In Li Cangdong's fragmented literary writing, the intention of "death" appears abound, sometimes as an important barrier to isolation, and sometimes as an effective means of relay and reconciliation, skillfully and coldly used. In works such as "Fire and Ashes", "Sacrifice", "Burning Paper", "Booty" and so on, there are repeated pictures of dying, life and death, cremation, burning paper, sacrifice and so on, which are full of memory transmission or fragmentation of rebellion. Interestingly, this part comes from the heavy knots in the depths of time, and it is possible that it is through the repeated writing of the novel that he has been partially relieved and released. More than ten years later, as a director, Li Cangdong has formed a broader care and a more gentle expression in most of his works. On the contrary, in the recent work "Burning", he mixed up poverty and shame, east-west confrontation, consumerism, etc., and lit up a belated, sad and raging fire, as if it was a message and echo from the distant novel of Li Cangdong, a novelist from the past.

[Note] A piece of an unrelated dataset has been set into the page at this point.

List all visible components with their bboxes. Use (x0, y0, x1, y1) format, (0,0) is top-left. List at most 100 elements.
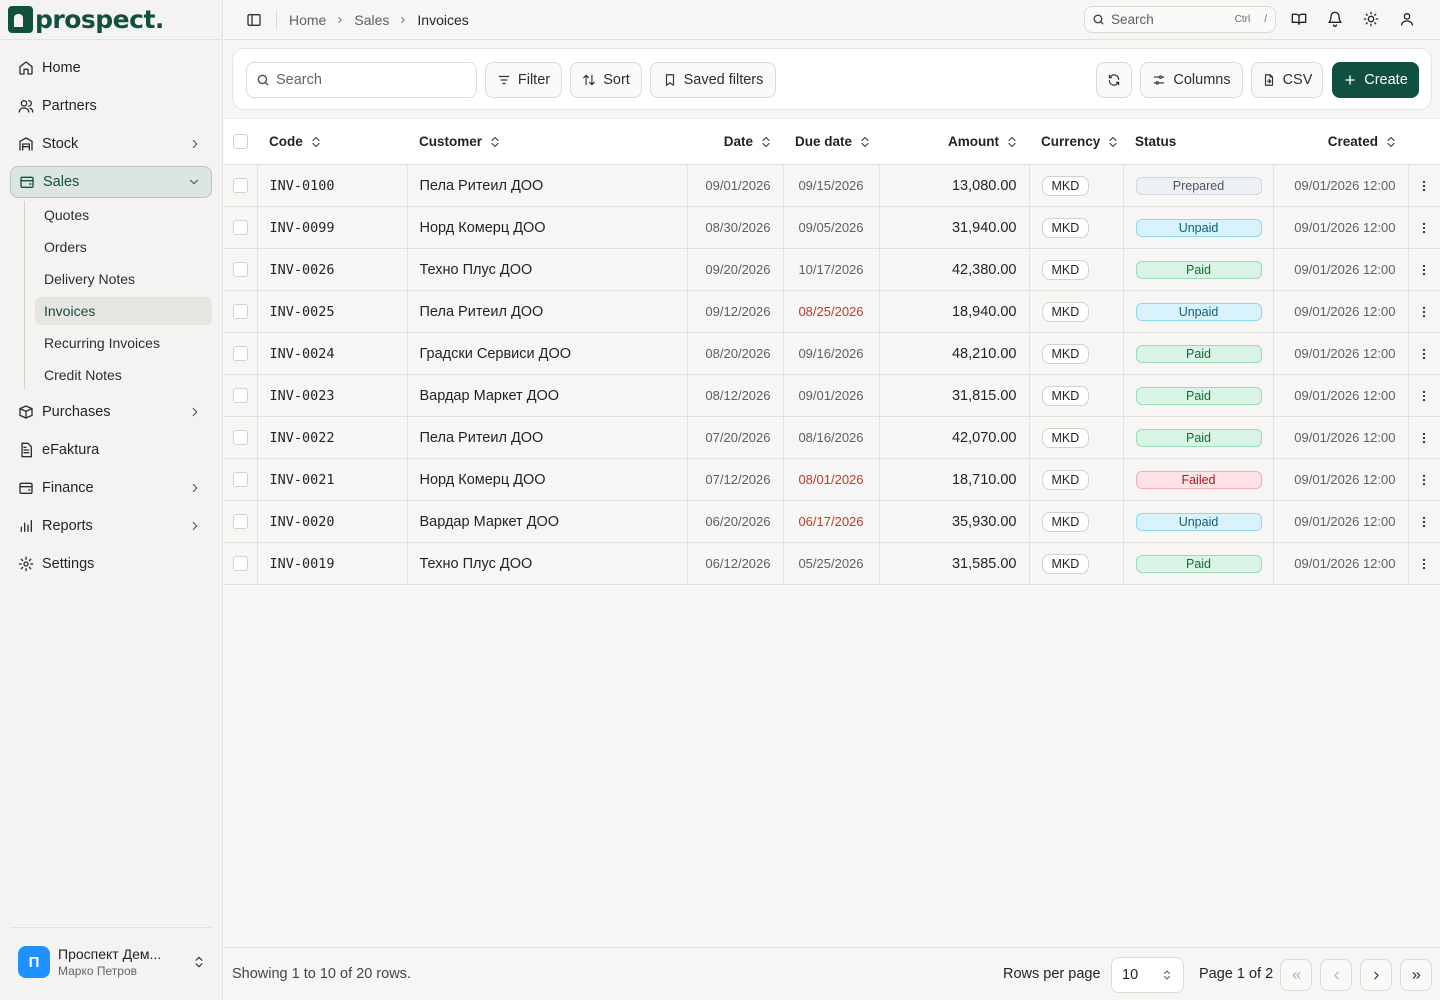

Of course, for his own writing, Li Cangdong has a strong sense of introspection, and in the afterword to "Deer River Has a Lot of Dung" written in 1992, with a kind of novelist's sensitivity and introspection, he said to himself, "I hope this book will become an opportunity for me to start again." I can't let go of the belief that strange readers will read my words somewhere and be touched by them. Not being able to be honest with literature can mean being dishonest with my life, and I have to accept that fact. ”

Of course, he has already started again, and thirty years later, Chinese readers (often fans) can still receive his honesty in his novels, and also receive the crystallization of his thinking in the intersection of the times, and the stinging light reflected by these crystals, and we can look back with the eyes of the future, Li Cangdong, as a novelist, paved what he laid for, digested, and terminated what Li Cangdong as a director, in the sense of necessity, made Li Cangdong become Li Cangdong.